Au retour des vestiaires, on sent les Allemands remontés à bloc. Logique, ils ont quand même une réputation à tenir. Mais, alors qu’ils semblent avoir posé le pied sur le ballon, et qu’ils se sont même procurés une balle de but avec Klose, les joueurs de Joachim Löw vont encaisser un nouveau but. On aura cru à un éternel recommencement, avec Barnetta à la passedé et Derdiyok à la finition. Finalement, le coup-franc de l’ailier de Leverkusen a été détourné et par l’attaquant, et par Mehmedi, à qui on accordera finalement le but, quand bien même il aura détourné le ballon… du bras (3-1, 49e). Les Allemands n’ont plus vraiment le choix, et c’est justement à ce moment-là qu’ils vont se mettre à jouer. Une domination sans partage, pour un véritable siège des buts suisses.
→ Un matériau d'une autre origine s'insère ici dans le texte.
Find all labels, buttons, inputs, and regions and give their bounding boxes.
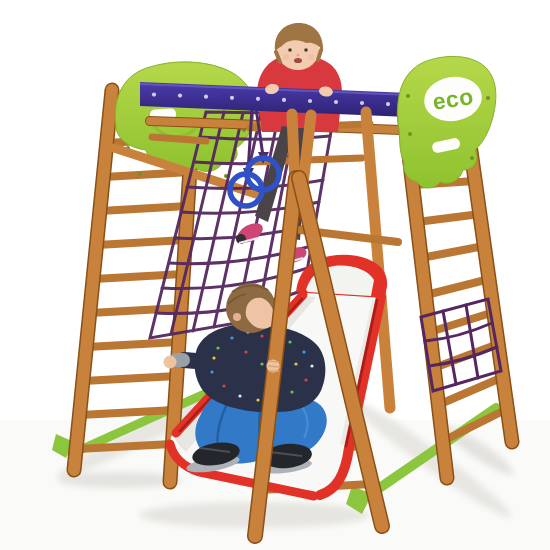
product-photo: eco [0,0,550,550]
play-gym-illustration: eco [0,0,550,550]
boy-right-hand [267,360,281,373]
boy-ear [233,313,241,321]
boy-left-hand [164,356,177,369]
boy-jacket [194,324,325,413]
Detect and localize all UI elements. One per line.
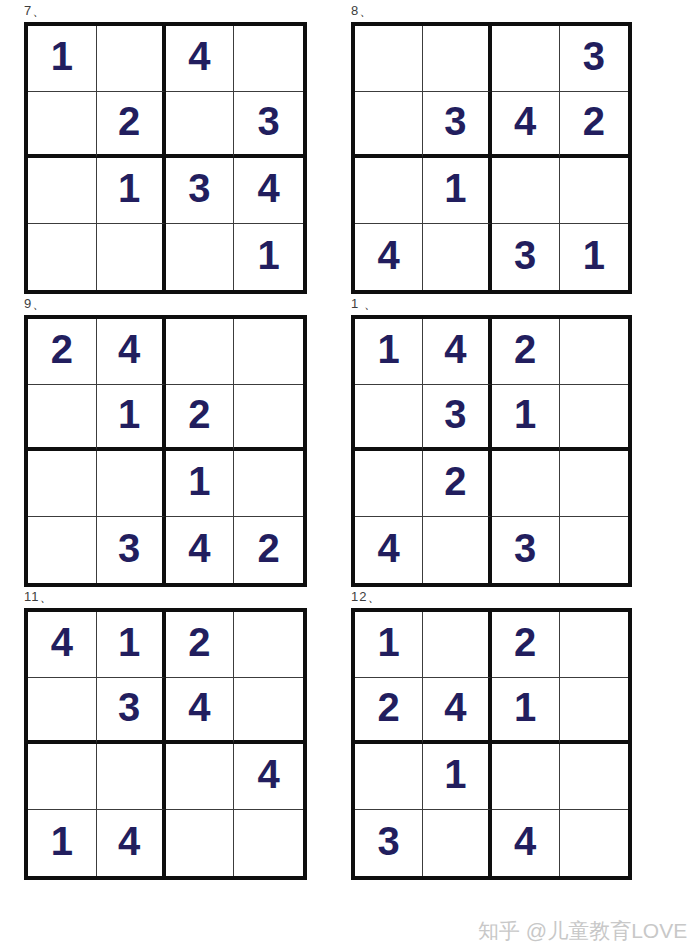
cell-r3-c2-given-1: 1 — [423, 744, 491, 810]
cell-r3-c1-empty — [28, 451, 97, 517]
cell-r4-c4-given-2: 2 — [234, 517, 303, 583]
cell-r3-c4-empty — [560, 158, 628, 224]
cell-r4-c3-given-3: 3 — [492, 517, 560, 583]
puzzle-11-label: 11、 — [24, 589, 307, 608]
cell-r3-c3-empty — [492, 451, 560, 517]
sudoku-board-7: 14231341 — [24, 22, 307, 294]
cell-r2-c3-given-1: 1 — [492, 678, 560, 744]
cell-r3-c3-given-1: 1 — [166, 451, 235, 517]
cell-r3-c1-empty — [355, 158, 423, 224]
cell-r3-c2-given-2: 2 — [423, 451, 491, 517]
cell-r4-c1-empty — [28, 224, 97, 290]
cell-r2-c1-empty — [355, 385, 423, 451]
puzzle-7: 7、 14231341 — [24, 3, 307, 294]
cell-r2-c3-given-2: 2 — [166, 385, 235, 451]
cell-r4-c1-given-1: 1 — [28, 810, 97, 876]
cell-r3-c2-given-1: 1 — [423, 158, 491, 224]
cell-r2-c4-empty — [234, 678, 303, 744]
cell-r1-c3-given-2: 2 — [166, 612, 235, 678]
cell-r2-c4-given-2: 2 — [560, 92, 628, 158]
cell-r3-c1-empty — [355, 744, 423, 810]
cell-r4-c2-empty — [97, 224, 166, 290]
cell-r4-c2-empty — [423, 224, 491, 290]
cell-r2-c1-empty — [28, 385, 97, 451]
cell-r3-c4-empty — [560, 451, 628, 517]
cell-r4-c4-given-1: 1 — [560, 224, 628, 290]
cell-r1-c3-empty — [492, 26, 560, 92]
sudoku-board-10: 14231243 — [351, 315, 632, 587]
cell-r1-c2-given-1: 1 — [97, 612, 166, 678]
cell-r3-c3-empty — [492, 744, 560, 810]
cell-r1-c4-empty — [560, 319, 628, 385]
cell-r1-c1-given-1: 1 — [355, 612, 423, 678]
cell-r1-c1-given-1: 1 — [355, 319, 423, 385]
cell-r4-c3-given-3: 3 — [492, 224, 560, 290]
cell-r3-c4-empty — [234, 451, 303, 517]
cell-r1-c1-given-4: 4 — [28, 612, 97, 678]
cell-r4-c3-given-4: 4 — [492, 810, 560, 876]
puzzle-11: 11、 41234414 — [24, 589, 307, 880]
cell-r1-c4-given-3: 3 — [560, 26, 628, 92]
cell-r1-c4-empty — [234, 319, 303, 385]
cell-r2-c2-given-4: 4 — [423, 678, 491, 744]
sudoku-worksheet-page: { "game": "sudoku-4x4", "description": "… — [0, 0, 698, 948]
cell-r1-c4-empty — [234, 26, 303, 92]
puzzle-12: 12、 12241134 — [351, 589, 632, 880]
cell-r2-c3-empty — [166, 92, 235, 158]
cell-r4-c2-given-4: 4 — [97, 810, 166, 876]
cell-r2-c2-given-3: 3 — [97, 678, 166, 744]
cell-r2-c2-given-1: 1 — [97, 385, 166, 451]
cell-r1-c2-empty — [97, 26, 166, 92]
cell-r1-c2-empty — [423, 26, 491, 92]
puzzle-8-label: 8、 — [351, 3, 632, 22]
puzzle-7-label: 7、 — [24, 3, 307, 22]
cell-r4-c4-empty — [560, 517, 628, 583]
watermark: 知乎 @儿童教育LOVE — [478, 917, 687, 945]
cell-r2-c3-given-4: 4 — [166, 678, 235, 744]
cell-r2-c2-given-3: 3 — [423, 92, 491, 158]
cell-r1-c2-empty — [423, 612, 491, 678]
cell-r4-c2-empty — [423, 517, 491, 583]
cell-r1-c4-empty — [560, 612, 628, 678]
cell-r3-c3-empty — [166, 744, 235, 810]
cell-r2-c4-empty — [560, 678, 628, 744]
cell-r3-c4-empty — [560, 744, 628, 810]
cell-r3-c4-given-4: 4 — [234, 744, 303, 810]
cell-r4-c4-given-1: 1 — [234, 224, 303, 290]
cell-r2-c4-empty — [234, 385, 303, 451]
sudoku-board-8: 33421431 — [351, 22, 632, 294]
cell-r3-c4-given-4: 4 — [234, 158, 303, 224]
sudoku-board-12: 12241134 — [351, 608, 632, 880]
cell-r3-c1-empty — [28, 158, 97, 224]
cell-r1-c1-given-2: 2 — [28, 319, 97, 385]
cell-r4-c1-given-4: 4 — [355, 224, 423, 290]
cell-r2-c1-empty — [28, 678, 97, 744]
cell-r1-c3-given-2: 2 — [492, 612, 560, 678]
cell-r3-c3-empty — [492, 158, 560, 224]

Mais cette mainmise ne se verra concrétisée que sur un coup de main du bienveillant gardien Benaglio. Ce dernier juge mal la trajectoire d’une frappe à l’entrée de la surface signée Schürrle, et permet à la Mannschaft d’y croire à nouveau (3-2, 64e). C’est sans compter sur l’incroyable faiblesse de la défense allemande, qui craque à nouveau quelques minutes plus tard : le latéral Schmelzer laisse Lichtsteiner lui passer devant, et reprendre de la tête une balle piquée d’Inler, alors que le gardien est parti à la pêche (4-2, 67e). Le match devient dingue, les actions se multiplient. Au petit jeu lancé, « tu marques, je te rattrape » , les deux équipes sont vraiment balèzes. Reus relance une nouvelle fois les siens en reprenant un ballon relâché par Benaglio (4-3, 72e), avant que Mehmedi ne signe son doublé au terme d’un grand n’importe quoi dans la surface (5-3, 76e). Un match dingue, qui se clôturera sur ce score qui l’est tout autant, 5-3.

Au sortir d’un tel match au scénario complètement fou, on ne peut que souligner la superbe performance suisse. Les hommes d’Hitzfeld ont montré un bel enthousiasme et une certaine solidité pour aller cueillir un succès historique, les Suisses n’ayant plus battu l’Allemagne depuis 70 ans. Joachim Löw, quant à lui, pourra accueillir les joueurs du Bayern les bras ouverts, avec un grand sourire de soulagement. Niveau défensif, la Mannschaft a été si catastrophique qu’elle ne peut que se rendre compte de l’importance des Neuer, Lahm, Boateng et Badstuber. Ce dernier test, avant l’annonce de la liste définitive, n’aura pu qu’être utile au sélectionneur allemand.